O “Planeta Mídia”, de Dênis de Morais, vem suprir uma forte lacuna que tínhamos de uma visão abrangente e atualizada das macro-tendências da comunicação, com ênfase para as implicações para o Brasil. Todos sabemos, ou intuimos, o peso decisivo que as comunicações adquiriram no nosso cotidiano, na disputa pelo poder político, na luta pelo controle social. Mas em termos práticos, mesmo dispondo de excelentes livros para a avaliação da dinâmica internacional, pouco havia em termos de Brasil.

Preencher esta lacuna é sumamente importante.
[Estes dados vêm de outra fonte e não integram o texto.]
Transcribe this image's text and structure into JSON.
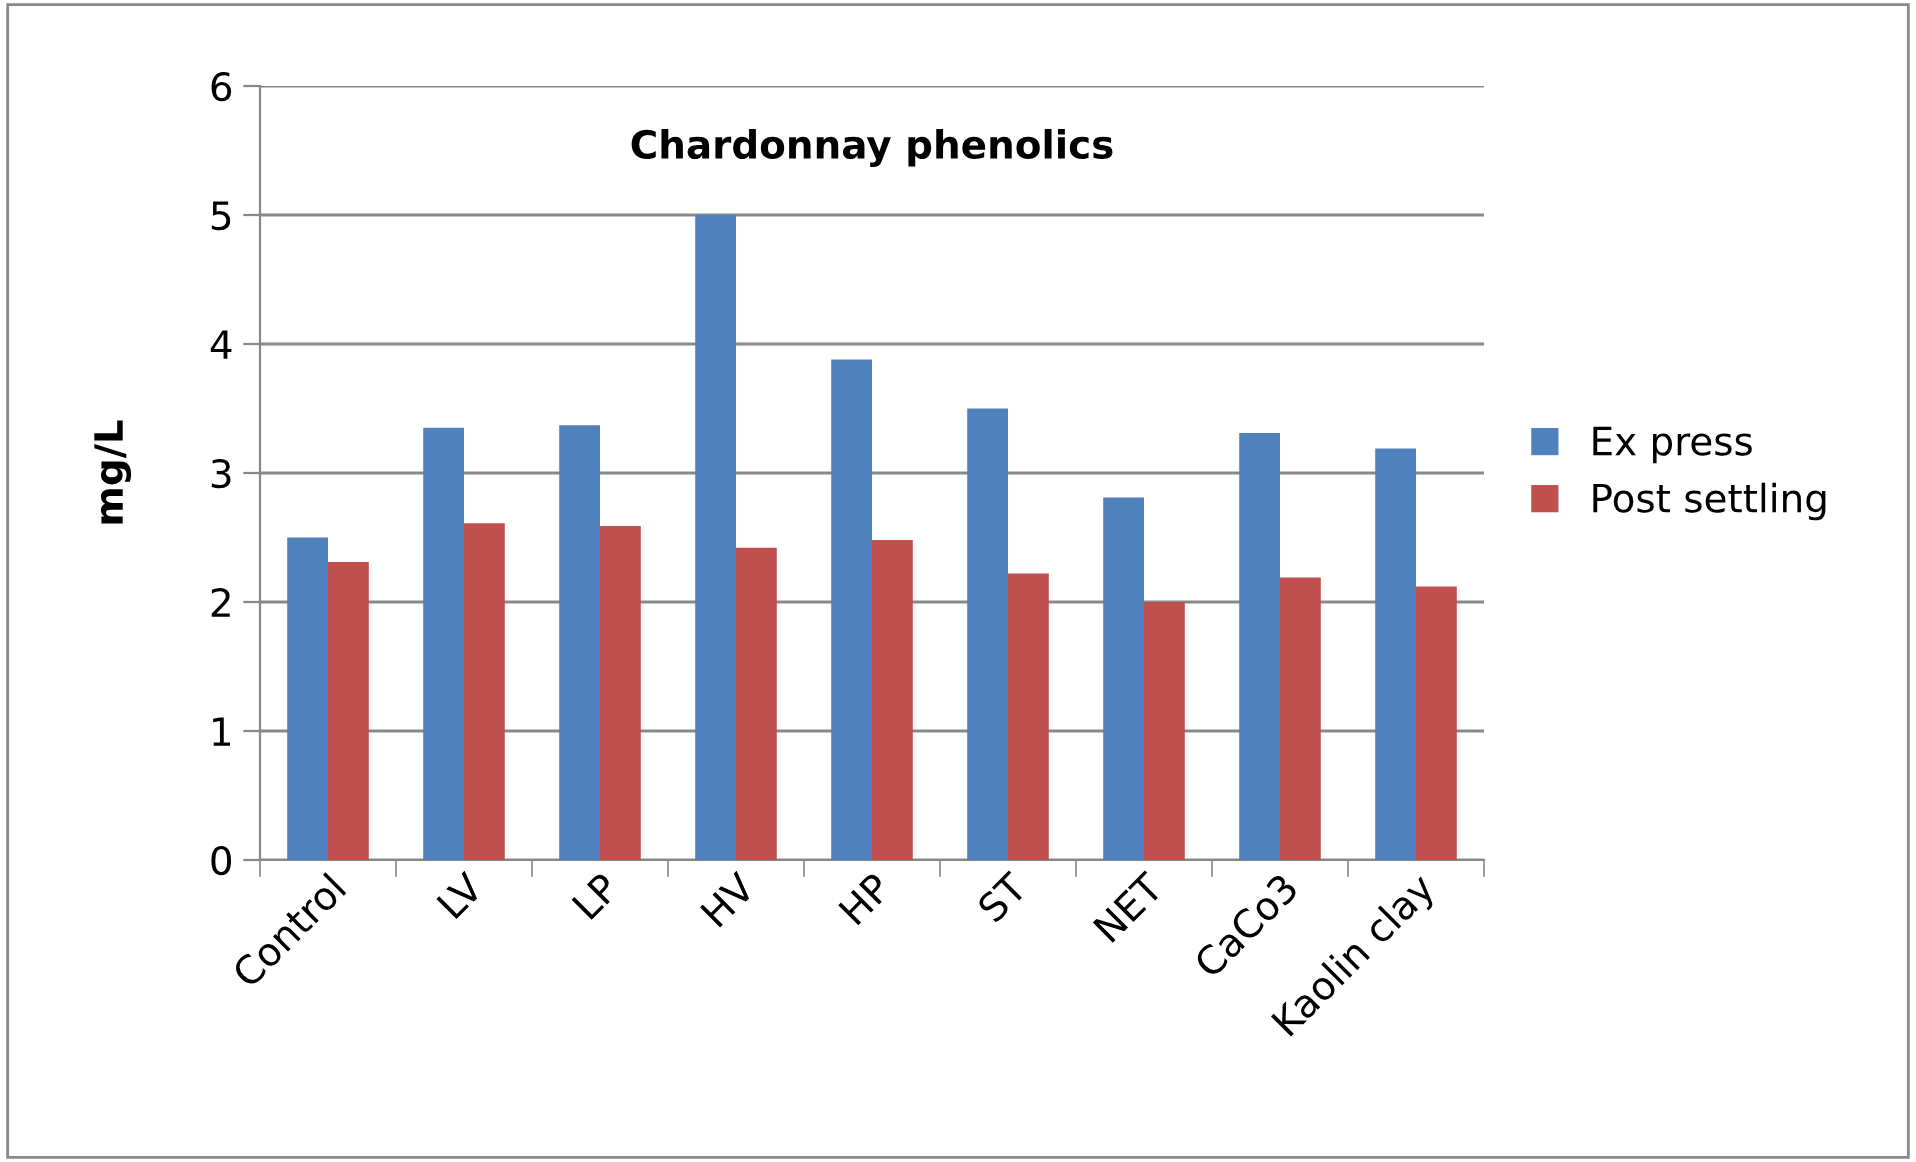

A meu ver, há um contraste gritante entre a importância que este setor adquiriu, o muito que ele comunica sobre tudo e qualquer coisa, e o pouco que existe de informação sobre ele. Ficamos frequentemente enfrentando libelos pouco fundamentados sobre a Globo, apareceram alguns artigos bons sobre a relação entre a mídia e a política, mas a a realidade é que é tudo insuficiente.

O trabalho de Dênis é bom, bem documentado, fácil e agradável de leitura. Dá uma boa visão mundial do setor, analisa as tecnologias que tornaram a recente “explosão” das comunicações possível, sistematiza de forma bem acessível as ramificações internacionais de algumas das mega-empresas (por exemplo da Telefónica, que aprendemos tão bem a conhecer aqui em São Paulo, ou da rede Globo).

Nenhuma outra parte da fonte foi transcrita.